Toutefois, pour 2009, certains joueurs canadiens ont leur idée sur ce qu'il faut faire pour faire croitre les ventes. Selon Nathalie Tremblay, de Desjardins Sécurité financière, brandir des statistiques ne fonctionne plus. Elle convient que le sujet d'une perte d'autonomie est délicat à aborder avec des clients.
« Ce que l'on a appris lors du congrès organisé par Munich Re sur les soins de longue durée cet automne, c'est que les conseillers qui vendent beaucoup d'assurance soins de longue durée au Canada ont une histoire à raconter. Ils ne vous disent pas que vous avez une chance sur deux de perdre votre autonomie à un moment ou un autre de votre vie », dit-elle. Rusé, un conseiller présente l'assurance soins de longue durée comme un produit de « Liberté 80 », raconte-t-elle.
Gilles Carle
Stéphane Beaumier abonde dans le sens de l'histoire et note que plusieurs de ses conseillers évoquent le triste cas du réalisateur québécois Gilles Carle lorsqu'ils rencontrent des clients.

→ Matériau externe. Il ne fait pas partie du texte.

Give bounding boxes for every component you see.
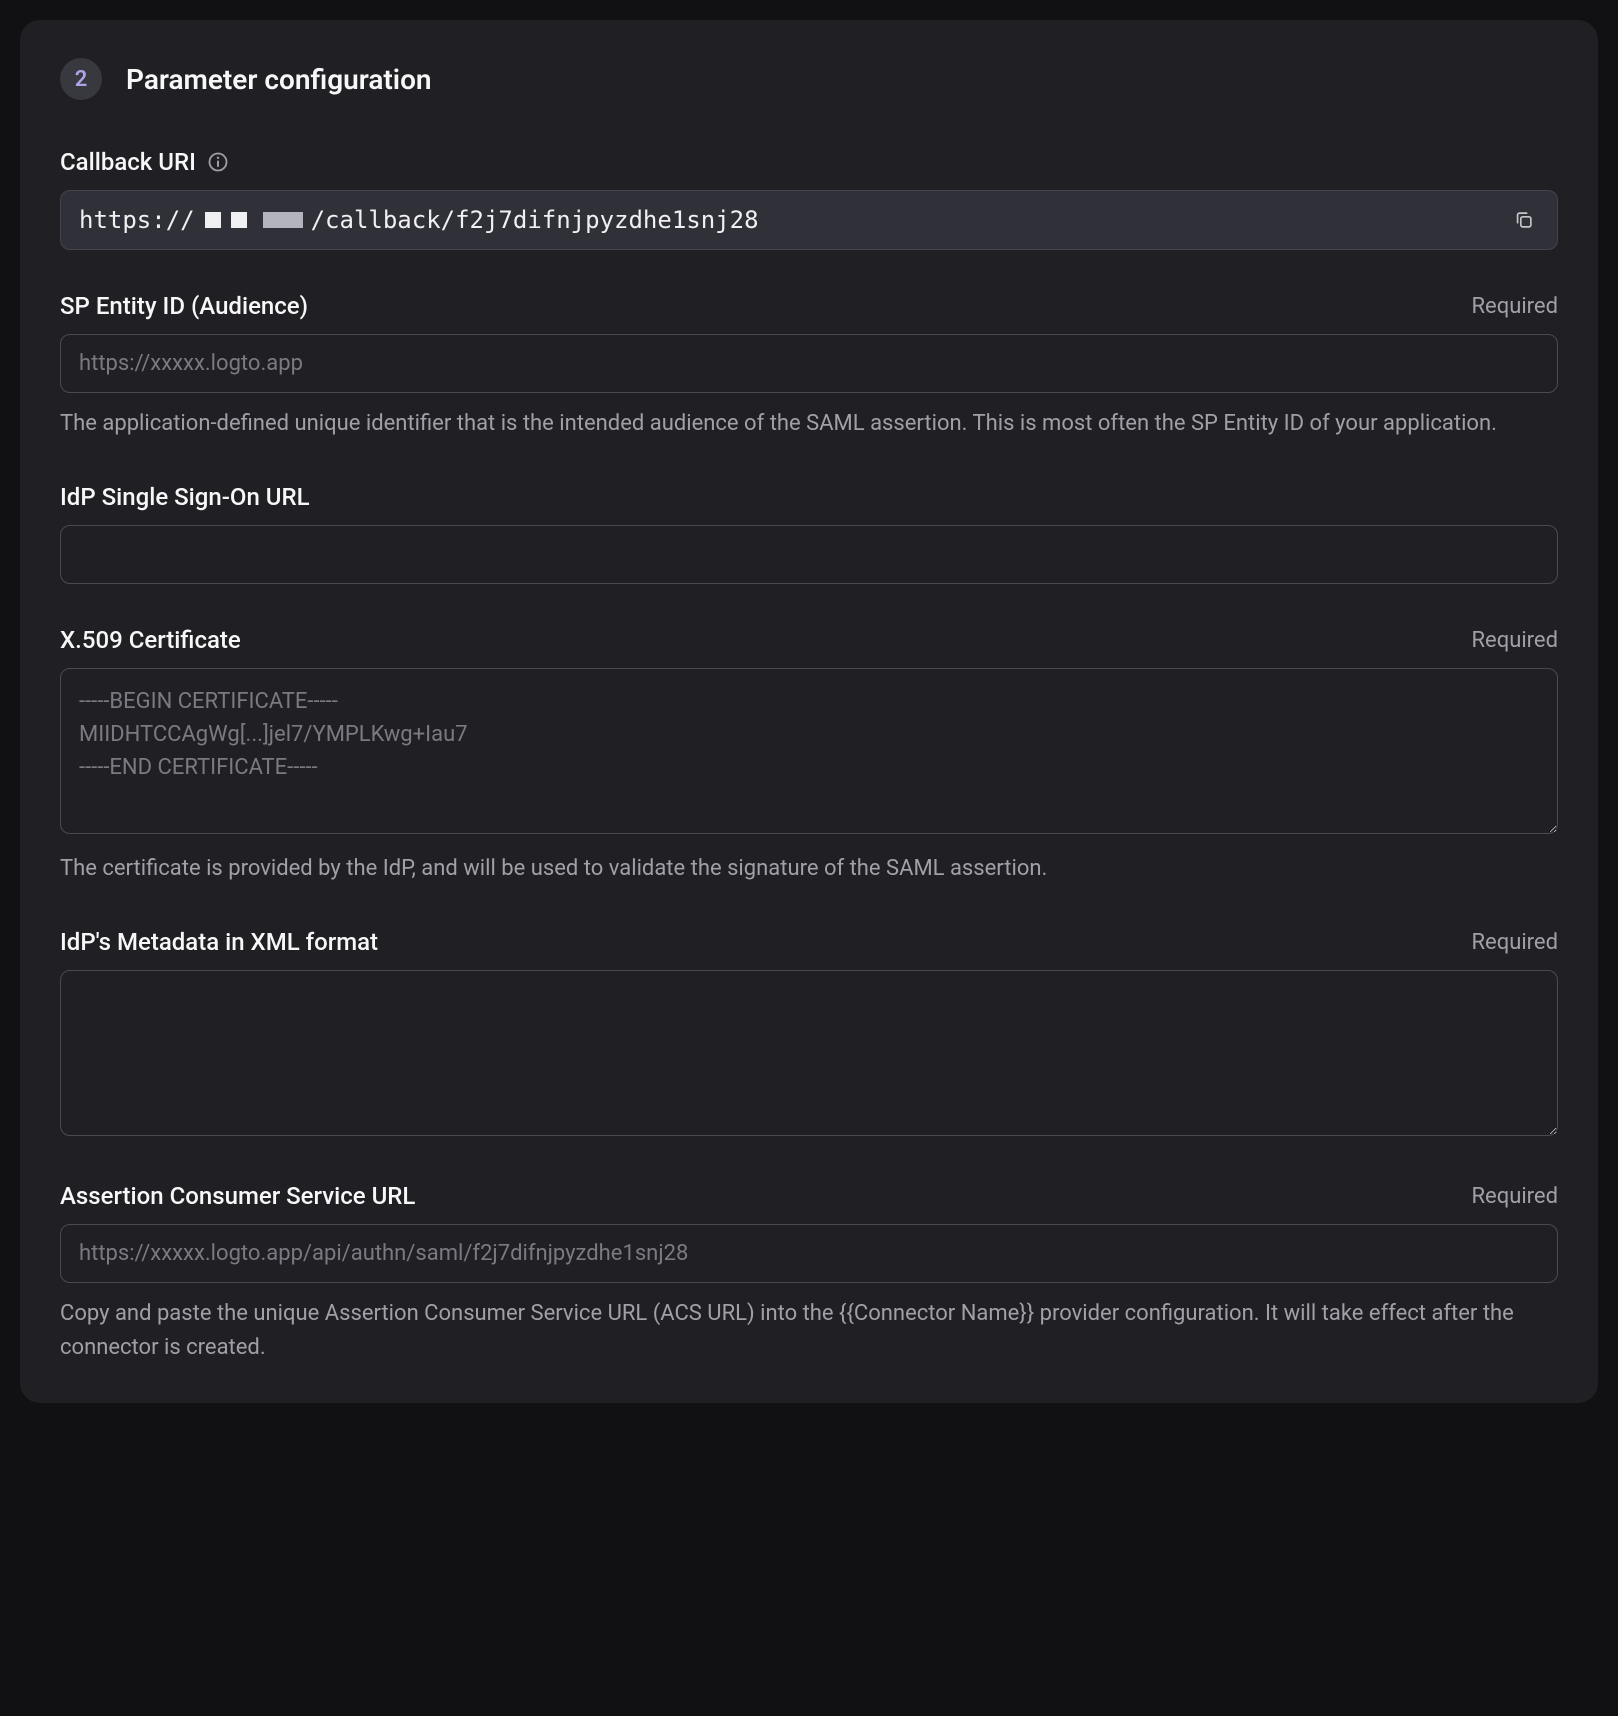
required-badge: Required xyxy=(1471,628,1558,653)
idp-sso-url-input[interactable] xyxy=(60,525,1558,584)
callback-uri-label-text: Callback URI xyxy=(60,148,196,176)
callback-uri-field: Callback URI https:// /callback/f2j7difn… xyxy=(60,148,1558,250)
copy-icon xyxy=(1513,209,1535,231)
idp-metadata-xml-label: IdP's Metadata in XML format xyxy=(60,928,378,956)
idp-sso-url-field: IdP Single Sign-On URL xyxy=(60,483,1558,584)
step-number-badge: 2 xyxy=(60,58,102,100)
sp-entity-id-field: SP Entity ID (Audience) Required The app… xyxy=(60,292,1558,441)
acs-url-label: Assertion Consumer Service URL xyxy=(60,1182,415,1210)
x509-cert-help: The certificate is provided by the IdP, … xyxy=(60,852,1558,886)
callback-uri-suffix: /callback/f2j7difnjpyzdhe1snj28 xyxy=(311,206,759,234)
sp-entity-id-help: The application-defined unique identifie… xyxy=(60,407,1558,441)
idp-metadata-xml-field: IdP's Metadata in XML format Required xyxy=(60,928,1558,1140)
sp-entity-id-label: SP Entity ID (Audience) xyxy=(60,292,308,320)
callback-uri-prefix: https:// xyxy=(79,206,195,234)
required-badge: Required xyxy=(1471,930,1558,955)
callback-uri-readonly-box: https:// /callback/f2j7difnjpyzdhe1snj28 xyxy=(60,190,1558,250)
x509-cert-label: X.509 Certificate xyxy=(60,626,241,654)
redacted-segment xyxy=(205,212,247,228)
idp-metadata-xml-input[interactable] xyxy=(60,970,1558,1136)
copy-button[interactable] xyxy=(1509,205,1539,235)
sp-entity-id-input[interactable] xyxy=(60,334,1558,393)
required-badge: Required xyxy=(1471,294,1558,319)
parameter-configuration-card: 2 Parameter configuration Callback URI h… xyxy=(20,20,1598,1403)
idp-sso-url-label: IdP Single Sign-On URL xyxy=(60,483,310,511)
callback-uri-label: Callback URI xyxy=(60,148,228,176)
acs-url-field: Assertion Consumer Service URL Required … xyxy=(60,1182,1558,1365)
x509-cert-field: X.509 Certificate Required The certifica… xyxy=(60,626,1558,886)
acs-url-help: Copy and paste the unique Assertion Cons… xyxy=(60,1297,1558,1365)
acs-url-input[interactable] xyxy=(60,1224,1558,1283)
section-header: 2 Parameter configuration xyxy=(60,58,1558,100)
info-icon[interactable] xyxy=(208,152,228,172)
section-title: Parameter configuration xyxy=(126,63,432,96)
callback-uri-value: https:// /callback/f2j7difnjpyzdhe1snj28 xyxy=(79,206,759,234)
required-badge: Required xyxy=(1471,1184,1558,1209)
redacted-segment xyxy=(263,212,303,228)
x509-cert-input[interactable] xyxy=(60,668,1558,834)
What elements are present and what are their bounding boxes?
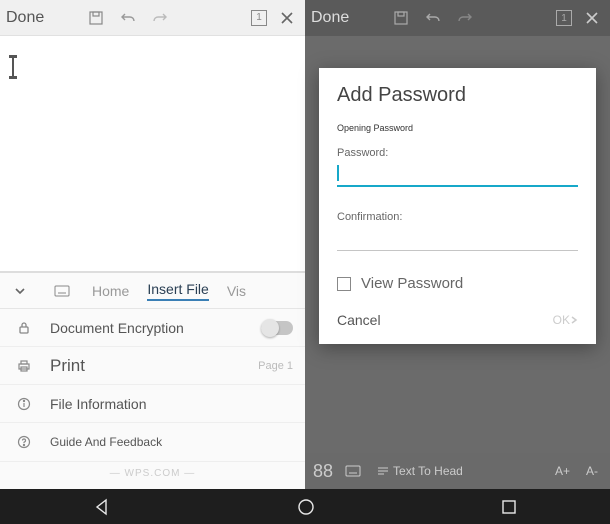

Par ailleurs, Sun Life se dit heureux du renforcement de la concurrence et de la promotion autour du produit amenée par les récents lancements de produits hybrides. « Notre plan d'affaires n'est pas de conserver une part de 62 % des affaires en vigueur. C'est insoutenable à long terme. Nous voulons bien sûr faire croitre nos ventes, mais si tous les joueurs pouvaient faire augmenter la tarte globale, ce serait bénéfique pour le marché », dit-il.
Chez Manuvie, John Parker sait que les assureurs ont déjà fait beaucoup d'efforts pour fournir des outils et de l'information aux conseillers dans ce marché. Le vice-président adjoint au développement et au marketing des produits de prestations du vivant reconnait toutefois que l'industrie doit changer son approche. « Les efforts que nous avons fait ne se sont pas nécessairement traduits dans le niveau de croissance des ventes que nous espérions », dit-il.
Le défi sera selon lui de convaincre un à un les conseillers d'engager la conversation sur le sujet. « Nous devons comprendre ce dont les conseillers ont besoin pour se sentir à l'aise de parler de soins de longue durée avec leurs clients », ajoute-t-il.
Les compagnies suivantes ont participé au sondage de LIMRA pour le Canada en 2008 : ACE INA, Desjardins Sécurité financière, Chevaliers de Colomb, Manuvie, La Capitale assurances et gestion du patrimoine, RBC Assurances et Sun Life.